Museu Nacional UFRJ Faz das Cinzas a sua Poesia com Arte que Resiste

Das cinzas de Vik Muniz à madeira resgatada por Davi Lopes, a arte ocupa o berço do incêndio de 2018 para lembrar que o Museu Nacional permanece vivo e moldando o seu próprio futuro.

EXPOSIÇÕESGRÃFINÍSSIMO

7/10/20264 min read

Foto: Divulgação

Quase oito anos após o trágico incêndio que destruiu o Palácio de São Cristóvão em 2018, as próprias cinzas e resíduos da destruição retornam à instituição transformados em patrimônio artístico e instrumentos de resiliência. Até 30 de agosto, o Museu Nacional/UFRJ e o Projeto Museu Nacional Vive reabrem parcialmente as portas do edifício em reconstrução com duas exposições gratuitas e inéditas. O grande destaque é a mostra individual “Rescaldo das Memórias”, do renomado artista Vik Muniz, instalada justamente na Sala das Vigas Retorcidas — local onde o fogo começou. A exposição reúne 11 fotografias e nove esculturas tridimensionais revestidas com os fragmentos e cinzas recolhidos dos escombros, recriando peças emblemáticas do acervo perdido, como o crânio de Luzia e artefatos egípcios, em uma profunda reflexão sobre memória, perda e renascimento.

A força da transformação material também se faz presente na exposição coletiva “Bastidores da Ciência”, que divide as seis salas históricas do palácio com a mostra de Vik Muniz até 30 de agosto. Entre os destaques dessa segunda vertente estão os instrumentos musicais produzidos pelo luthier Davi Lopes, confeccionados a partir de madeiras resgatadas do próprio incêndio, simbolizando o lema de renovação que move a reconstrução. Unindo arte, ciência e inovação tecnológica — evidenciada no trabalho de modelagem digital e impressão 3D do laboratório LAPID/UFRJ —, as mostras celebram as profissões de bastidores dos museus e reafirmam a capacidade de reinvenção coletiva da instituição. Os ingressos para as exibições são gratuitos e disponibilizados semanalmente através da plataforma Sympla.

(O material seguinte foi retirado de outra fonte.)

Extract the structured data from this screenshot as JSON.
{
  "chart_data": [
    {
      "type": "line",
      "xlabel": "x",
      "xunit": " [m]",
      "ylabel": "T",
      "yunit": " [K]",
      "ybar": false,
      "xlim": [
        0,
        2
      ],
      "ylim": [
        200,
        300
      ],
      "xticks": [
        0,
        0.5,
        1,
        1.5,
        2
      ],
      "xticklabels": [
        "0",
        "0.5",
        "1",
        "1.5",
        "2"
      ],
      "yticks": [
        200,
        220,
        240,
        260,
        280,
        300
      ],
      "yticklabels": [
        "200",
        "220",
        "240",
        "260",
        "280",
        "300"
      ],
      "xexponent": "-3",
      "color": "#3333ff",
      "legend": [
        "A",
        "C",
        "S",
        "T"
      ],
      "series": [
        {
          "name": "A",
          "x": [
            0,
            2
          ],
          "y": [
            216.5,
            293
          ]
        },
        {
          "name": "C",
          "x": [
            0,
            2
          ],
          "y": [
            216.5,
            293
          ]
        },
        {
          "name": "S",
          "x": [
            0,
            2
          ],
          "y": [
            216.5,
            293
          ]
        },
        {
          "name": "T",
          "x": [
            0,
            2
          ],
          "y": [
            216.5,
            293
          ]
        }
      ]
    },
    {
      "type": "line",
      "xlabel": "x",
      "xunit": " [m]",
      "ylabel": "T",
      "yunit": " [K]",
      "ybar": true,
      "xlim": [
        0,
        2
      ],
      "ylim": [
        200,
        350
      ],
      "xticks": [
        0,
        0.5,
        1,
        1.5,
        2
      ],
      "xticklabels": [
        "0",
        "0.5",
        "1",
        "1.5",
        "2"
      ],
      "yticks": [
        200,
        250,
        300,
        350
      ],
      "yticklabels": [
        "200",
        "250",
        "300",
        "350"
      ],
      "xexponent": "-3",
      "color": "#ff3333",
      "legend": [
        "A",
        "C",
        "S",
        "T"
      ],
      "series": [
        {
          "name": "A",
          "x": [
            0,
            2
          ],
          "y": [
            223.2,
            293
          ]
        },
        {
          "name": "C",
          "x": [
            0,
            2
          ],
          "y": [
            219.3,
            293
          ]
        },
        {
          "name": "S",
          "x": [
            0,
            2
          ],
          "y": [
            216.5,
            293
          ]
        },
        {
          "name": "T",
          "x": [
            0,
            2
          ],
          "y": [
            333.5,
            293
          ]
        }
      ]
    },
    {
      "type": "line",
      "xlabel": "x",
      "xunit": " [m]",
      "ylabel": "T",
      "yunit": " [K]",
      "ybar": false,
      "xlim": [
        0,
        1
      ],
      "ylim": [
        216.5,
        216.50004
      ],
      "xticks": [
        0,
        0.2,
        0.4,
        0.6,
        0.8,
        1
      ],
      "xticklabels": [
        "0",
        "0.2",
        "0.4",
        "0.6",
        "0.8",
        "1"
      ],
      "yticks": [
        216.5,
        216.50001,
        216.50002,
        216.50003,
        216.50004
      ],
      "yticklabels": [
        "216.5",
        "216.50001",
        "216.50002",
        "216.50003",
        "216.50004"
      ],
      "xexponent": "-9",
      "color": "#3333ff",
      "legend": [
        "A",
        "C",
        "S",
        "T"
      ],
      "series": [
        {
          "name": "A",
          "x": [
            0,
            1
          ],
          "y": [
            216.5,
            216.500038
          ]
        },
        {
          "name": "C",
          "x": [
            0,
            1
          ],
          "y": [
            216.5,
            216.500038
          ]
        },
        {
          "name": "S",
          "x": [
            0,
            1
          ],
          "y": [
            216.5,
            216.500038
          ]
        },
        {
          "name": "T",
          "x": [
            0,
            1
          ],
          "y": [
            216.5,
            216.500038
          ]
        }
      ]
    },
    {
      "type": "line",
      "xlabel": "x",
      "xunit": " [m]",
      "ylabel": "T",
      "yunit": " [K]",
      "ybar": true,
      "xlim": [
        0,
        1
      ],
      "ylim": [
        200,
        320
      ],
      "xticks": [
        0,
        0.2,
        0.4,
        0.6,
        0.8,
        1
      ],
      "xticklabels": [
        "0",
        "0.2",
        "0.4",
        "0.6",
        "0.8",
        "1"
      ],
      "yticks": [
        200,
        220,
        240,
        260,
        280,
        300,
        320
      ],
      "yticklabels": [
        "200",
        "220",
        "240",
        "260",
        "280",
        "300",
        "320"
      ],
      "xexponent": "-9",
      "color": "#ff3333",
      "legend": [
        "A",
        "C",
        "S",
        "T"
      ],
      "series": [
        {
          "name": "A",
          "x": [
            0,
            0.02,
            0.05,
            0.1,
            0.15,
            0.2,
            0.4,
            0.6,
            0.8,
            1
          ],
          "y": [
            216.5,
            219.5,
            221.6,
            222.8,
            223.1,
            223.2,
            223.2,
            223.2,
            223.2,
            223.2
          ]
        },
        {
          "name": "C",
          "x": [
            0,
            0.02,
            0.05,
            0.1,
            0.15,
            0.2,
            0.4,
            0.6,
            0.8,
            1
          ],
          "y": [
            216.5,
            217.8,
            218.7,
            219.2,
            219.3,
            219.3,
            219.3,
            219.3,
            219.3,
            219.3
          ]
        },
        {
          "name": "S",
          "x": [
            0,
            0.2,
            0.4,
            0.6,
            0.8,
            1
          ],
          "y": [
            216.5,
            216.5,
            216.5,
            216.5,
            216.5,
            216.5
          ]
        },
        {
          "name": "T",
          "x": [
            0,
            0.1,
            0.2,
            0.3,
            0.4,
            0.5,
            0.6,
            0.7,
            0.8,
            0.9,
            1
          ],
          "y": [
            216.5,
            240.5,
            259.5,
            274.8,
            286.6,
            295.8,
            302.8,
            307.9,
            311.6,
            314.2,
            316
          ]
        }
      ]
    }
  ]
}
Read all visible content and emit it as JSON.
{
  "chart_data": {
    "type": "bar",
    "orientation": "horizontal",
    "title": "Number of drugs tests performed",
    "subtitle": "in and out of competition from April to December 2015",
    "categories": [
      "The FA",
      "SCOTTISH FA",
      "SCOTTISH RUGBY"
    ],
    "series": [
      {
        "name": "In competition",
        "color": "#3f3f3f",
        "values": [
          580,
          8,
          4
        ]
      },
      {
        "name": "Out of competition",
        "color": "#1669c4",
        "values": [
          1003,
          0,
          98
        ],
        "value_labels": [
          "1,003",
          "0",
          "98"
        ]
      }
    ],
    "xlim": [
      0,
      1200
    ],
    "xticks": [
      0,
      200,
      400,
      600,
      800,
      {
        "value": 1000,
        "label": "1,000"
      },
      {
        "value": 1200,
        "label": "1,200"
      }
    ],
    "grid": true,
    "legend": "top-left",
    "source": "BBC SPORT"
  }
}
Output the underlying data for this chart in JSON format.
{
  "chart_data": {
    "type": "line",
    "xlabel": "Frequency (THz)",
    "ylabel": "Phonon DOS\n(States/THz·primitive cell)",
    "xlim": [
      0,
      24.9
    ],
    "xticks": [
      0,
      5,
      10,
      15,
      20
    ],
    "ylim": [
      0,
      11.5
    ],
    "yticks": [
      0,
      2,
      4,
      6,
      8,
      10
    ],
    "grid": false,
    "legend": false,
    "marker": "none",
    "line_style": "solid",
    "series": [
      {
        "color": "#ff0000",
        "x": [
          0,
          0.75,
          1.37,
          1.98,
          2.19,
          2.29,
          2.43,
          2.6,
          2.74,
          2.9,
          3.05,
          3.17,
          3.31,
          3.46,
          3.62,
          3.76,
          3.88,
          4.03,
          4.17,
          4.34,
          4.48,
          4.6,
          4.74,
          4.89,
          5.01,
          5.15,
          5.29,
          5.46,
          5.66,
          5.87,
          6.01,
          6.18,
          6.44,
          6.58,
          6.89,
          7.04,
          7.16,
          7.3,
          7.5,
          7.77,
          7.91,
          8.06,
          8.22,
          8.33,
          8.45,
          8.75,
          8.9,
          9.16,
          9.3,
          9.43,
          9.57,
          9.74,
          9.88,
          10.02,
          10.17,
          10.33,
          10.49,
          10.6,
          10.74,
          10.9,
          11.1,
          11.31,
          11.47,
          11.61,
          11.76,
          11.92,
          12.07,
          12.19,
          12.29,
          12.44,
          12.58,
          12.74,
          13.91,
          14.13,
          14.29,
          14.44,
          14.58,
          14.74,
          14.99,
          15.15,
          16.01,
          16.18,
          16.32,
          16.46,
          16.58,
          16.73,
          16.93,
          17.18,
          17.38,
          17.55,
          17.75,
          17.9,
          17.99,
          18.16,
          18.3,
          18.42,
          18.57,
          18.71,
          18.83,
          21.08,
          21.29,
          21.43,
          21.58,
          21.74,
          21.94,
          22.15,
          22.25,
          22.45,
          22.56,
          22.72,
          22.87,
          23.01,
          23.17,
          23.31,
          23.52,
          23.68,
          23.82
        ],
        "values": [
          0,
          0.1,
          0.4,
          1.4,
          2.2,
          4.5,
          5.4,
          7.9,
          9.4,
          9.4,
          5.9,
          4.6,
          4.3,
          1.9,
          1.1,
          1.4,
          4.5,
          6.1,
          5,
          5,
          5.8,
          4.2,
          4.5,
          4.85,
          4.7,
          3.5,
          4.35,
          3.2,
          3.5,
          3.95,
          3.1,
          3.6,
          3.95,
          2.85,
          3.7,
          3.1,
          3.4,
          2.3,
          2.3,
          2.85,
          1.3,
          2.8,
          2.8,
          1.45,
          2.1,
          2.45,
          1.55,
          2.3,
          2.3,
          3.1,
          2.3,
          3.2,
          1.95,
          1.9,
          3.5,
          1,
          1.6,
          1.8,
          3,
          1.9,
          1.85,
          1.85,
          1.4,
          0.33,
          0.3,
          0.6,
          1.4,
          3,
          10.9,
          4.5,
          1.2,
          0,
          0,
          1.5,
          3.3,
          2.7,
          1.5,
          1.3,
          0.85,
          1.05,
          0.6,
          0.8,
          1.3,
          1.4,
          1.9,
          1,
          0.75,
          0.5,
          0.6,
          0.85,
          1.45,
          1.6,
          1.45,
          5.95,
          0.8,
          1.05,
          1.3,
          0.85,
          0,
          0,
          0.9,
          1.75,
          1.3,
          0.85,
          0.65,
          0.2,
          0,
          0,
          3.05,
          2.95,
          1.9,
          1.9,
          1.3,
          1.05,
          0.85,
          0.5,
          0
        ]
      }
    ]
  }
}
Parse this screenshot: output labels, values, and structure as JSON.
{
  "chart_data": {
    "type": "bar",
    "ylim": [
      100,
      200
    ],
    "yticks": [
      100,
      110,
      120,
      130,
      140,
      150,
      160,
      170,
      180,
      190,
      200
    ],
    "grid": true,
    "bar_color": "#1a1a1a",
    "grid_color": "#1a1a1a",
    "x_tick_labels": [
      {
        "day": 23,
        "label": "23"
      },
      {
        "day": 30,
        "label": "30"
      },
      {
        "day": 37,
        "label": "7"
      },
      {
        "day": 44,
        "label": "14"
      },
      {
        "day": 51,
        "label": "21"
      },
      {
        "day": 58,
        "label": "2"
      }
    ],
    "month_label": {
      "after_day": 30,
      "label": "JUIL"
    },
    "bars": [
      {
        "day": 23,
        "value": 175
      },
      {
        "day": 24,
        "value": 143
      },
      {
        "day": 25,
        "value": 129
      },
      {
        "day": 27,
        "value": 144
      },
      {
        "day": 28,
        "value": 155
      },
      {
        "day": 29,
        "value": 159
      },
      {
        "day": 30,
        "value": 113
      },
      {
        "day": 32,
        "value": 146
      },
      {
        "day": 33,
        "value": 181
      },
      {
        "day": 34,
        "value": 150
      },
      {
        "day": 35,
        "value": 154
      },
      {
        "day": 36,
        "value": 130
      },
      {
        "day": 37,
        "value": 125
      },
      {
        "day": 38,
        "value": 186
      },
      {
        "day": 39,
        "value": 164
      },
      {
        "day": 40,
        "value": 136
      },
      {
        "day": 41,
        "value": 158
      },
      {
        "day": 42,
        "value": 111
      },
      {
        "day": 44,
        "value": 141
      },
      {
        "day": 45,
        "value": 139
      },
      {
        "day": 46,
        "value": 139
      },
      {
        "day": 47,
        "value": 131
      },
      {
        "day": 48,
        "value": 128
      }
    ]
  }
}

Transformando tragédia em arte

Quando as imagens do incêndio do Museu Nacional/UFRJ percorreram o mundo em setembro de 2018, Vik Muniz estava fora do Brasil. A reação foi imediata. Reconhecido internacionalmente por transformar materiais carregados de significado em obras de forte impacto visual e emocional, o artista decidiu responder à tragédia por meio da arte. Daquele impacto nasceu a série Museu de Cinzas, núcleo central de Rescaldo das Memórias, utilizando as próprias cinzas recolhidas nos escombros do incêndio. Vik Muniz recria nesta série artefatos que integravam um dos mais importantes acervos científicos e culturais da América Latina. O resultado é uma exposição profundamente comovente, que une arte, ciência, tecnologia e patrimônio em uma reflexão sobre perda, reconstrução e permanência.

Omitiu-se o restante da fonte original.